During the early morning hours of April 12 prior to sunrise, Fog and low clouds developed across N/NE Texas and spread north into Oklahoma. Dense Fog Advisories were issued for portions of the region. At night in the absence of visible imagery, fog and low clouds are difficult to detect in single band satellite imagery. However, by combining multiple bands, such features stand out quite well.
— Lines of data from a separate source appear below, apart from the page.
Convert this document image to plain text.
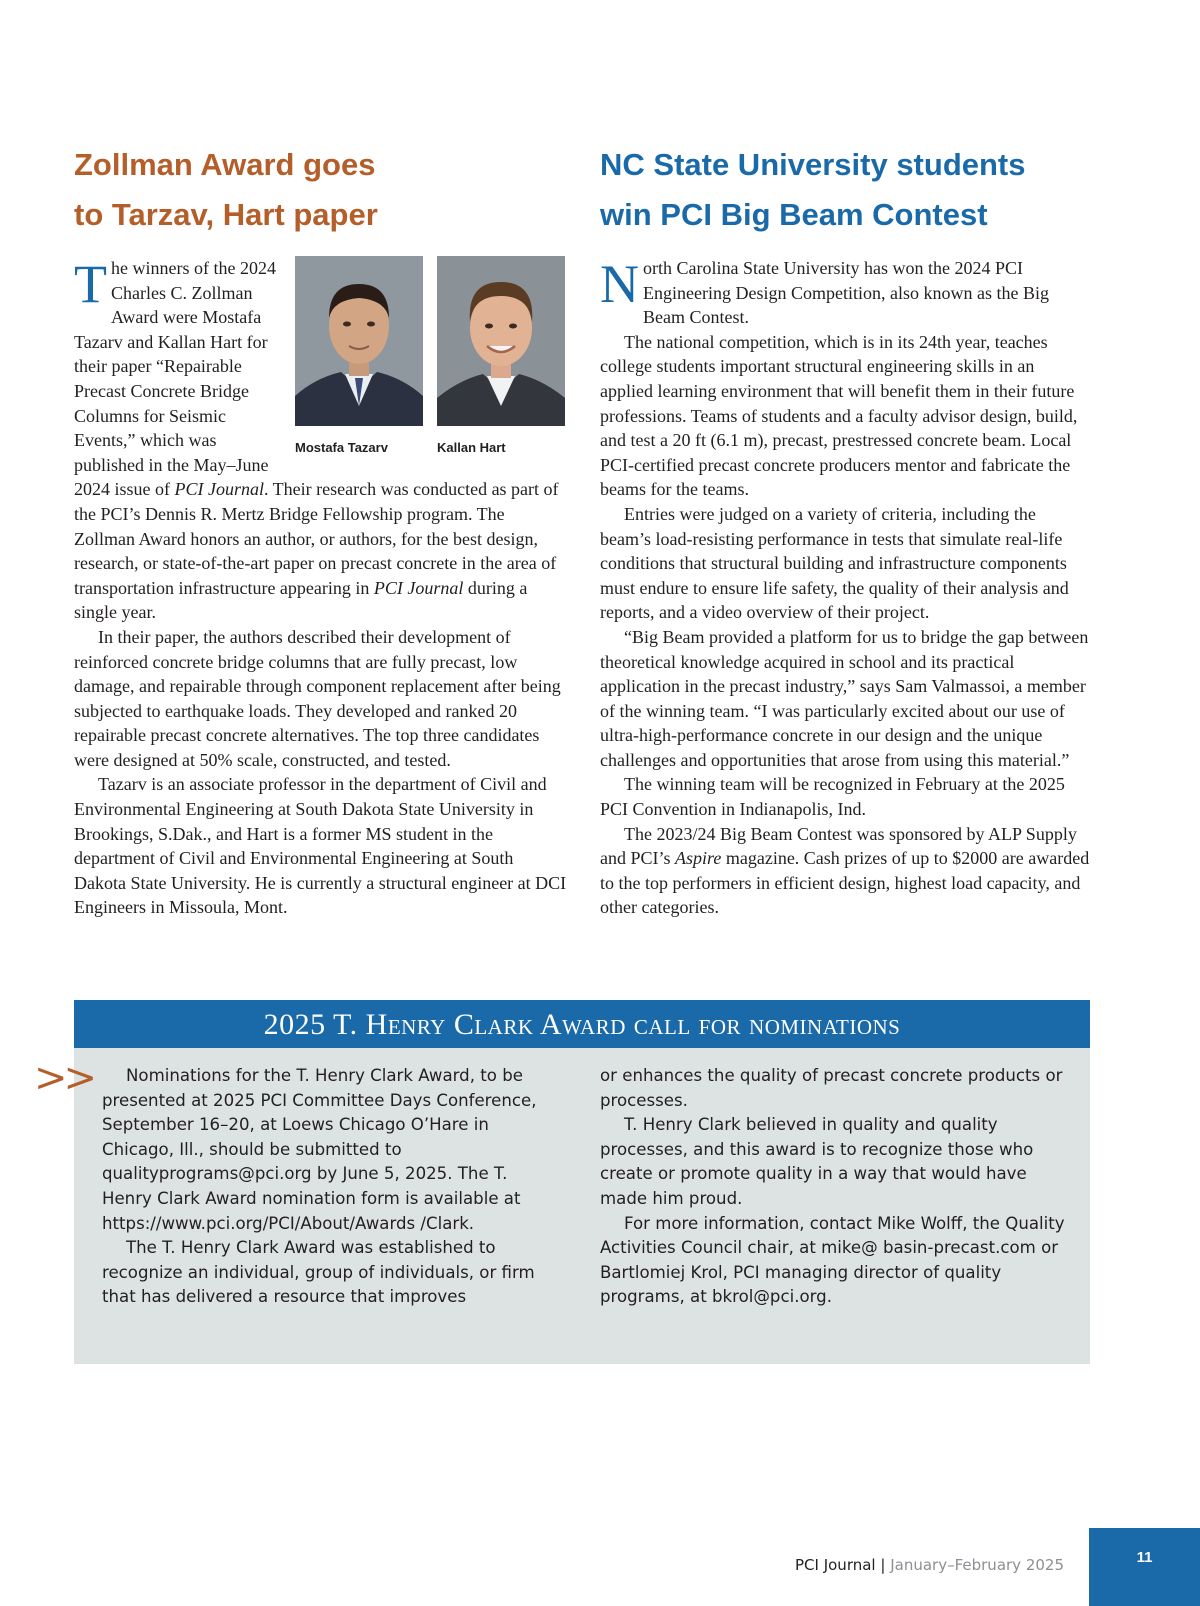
Zollman Award goes
to Tarzav, Hart paper
Mostafa Tazarv	Kallan Hart

The winners of the 2024 Charles C. Zollman Award were Mostafa Tazarv and Kallan Hart for their paper “Repairable Precast Concrete Bridge Columns for Seismic Events,” which was published in the May–June 2024 issue of PCI Journal. Their research was conducted as part of the PCI’s Dennis R. Mertz Bridge Fellowship program. The Zollman Award honors an author, or authors, for the best design, research, or state-of-the-art paper on precast concrete in the area of transportation infrastructure appearing in PCI Journal during a single year.

In their paper, the authors described their development of reinforced concrete bridge columns that are fully precast, low damage, and repairable through component replacement after being subjected to earthquake loads. They developed and ranked 20 repairable precast concrete alternatives. The top three candidates were designed at 50% scale, constructed, and tested.

Tazarv is an associate professor in the department of Civil and Environmental Engineering at South Dakota State University in Brookings, S.Dak., and Hart is a former MS student in the department of Civil and Environmental Engineering at South Dakota State University. He is currently a structural engineer at DCI Engineers in Missoula, Mont.

NC State University students
win PCI Big Beam Contest

North Carolina State University has won the 2024 PCI Engineering Design Competition, also known as the Big Beam Contest.

The national competition, which is in its 24th year, teaches college students important structural engineering skills in an applied learning environment that will benefit them in their future professions. Teams of students and a faculty advisor design, build, and test a 20 ft (6.1 m), precast, prestressed concrete beam. Local PCI-certified precast concrete producers mentor and fabricate the beams for the teams.

Entries were judged on a variety of criteria, including the beam’s load-resisting performance in tests that simulate real-life conditions that structural building and infrastructure components must endure to ensure life safety, the quality of their analysis and reports, and a video overview of their project.

“Big Beam provided a platform for us to bridge the gap between theoretical knowledge acquired in school and its practical application in the precast industry,” says Sam Valmassoi, a member of the winning team. “I was particularly excited about our use of ultra-high-performance concrete in our design and the unique challenges and opportunities that arose from using this material.”

The winning team will be recognized in February at the 2025 PCI Convention in Indianapolis, Ind.

The 2023/24 Big Beam Contest was sponsored by ALP Supply and PCI’s Aspire magazine. Cash prizes of up to $2000 are awarded to the top performers in efficient design, highest load capacity, and other categories.

2025 T. Henry Clark Award call for nominations

Nominations for the T. Henry Clark Award, to be presented at 2025 PCI Committee Days Conference, September 16–20, at Loews Chicago O’Hare in Chicago, Ill., should be submitted to qualityprograms@pci.org by June 5, 2025. The T. Henry Clark Award nomination form is available at https://www.pci.org/PCI/About/Awards /Clark.

The T. Henry Clark Award was established to recognize an individual, group of individuals, or firm that has delivered a resource that improves

or enhances the quality of precast concrete products or processes.

T. Henry Clark believed in quality and quality processes, and this award is to recognize those who create or promote quality in a way that would have made him proud.

For more information, contact Mike Wolff, the Quality Activities Council chair, at mike@ basin-precast.com or Bartlomiej Krol, PCI managing director of quality programs, at bkrol@pci.org.

>>
PCI Journal | January–February 2025	11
One method of detecting fog and low clouds in GOES-16 imagery at night is to difference the 3.9 um and 11.2 um IR bands. How does this work? For low clouds and fog (water clouds), emissivity at 3.9 um is less than emissivity at 11 um. Therefore, low clouds and fog will appear cooler at 3.9 um than at 11 um (at night). So 3.9 um – 11 um difference will be negative for low clouds and fog at night (usually between -2 and -8 K). For high clouds at night, 3.9 um will be warmer than 11 um due to a greater response from the sub-pixel effect. Therefore, the 3.9 um – 11.2 um difference will be positive for high clouds at night. The difference for clear land will be near 0.
During the day, the sign for water clouds is flipped due to reflectance and scattering of solar radiation at 3.9 um. So 3.9 um will become warmer than 11 um, and the 3.9 um – 11 um difference positive during the day (usually less than 20 K). High clouds will generally have a greater positive 3.9 um – 11 um difference than low clouds during the day due to the sub-pixel effect. Fog detection and monitoring during the day, however, is generally done using visible imagery.
The 3.9 – 11.2 um difference example below uses a gray scale color table. At night, low clouds and fog will appear a dark gray, clear land a medium gray, and high clouds the lightest gray. In this example, there is a transition to visible imagery as the sun rises. The second animation is simply IR imagery, showing that IR imagery alone will not depict low clouds at night.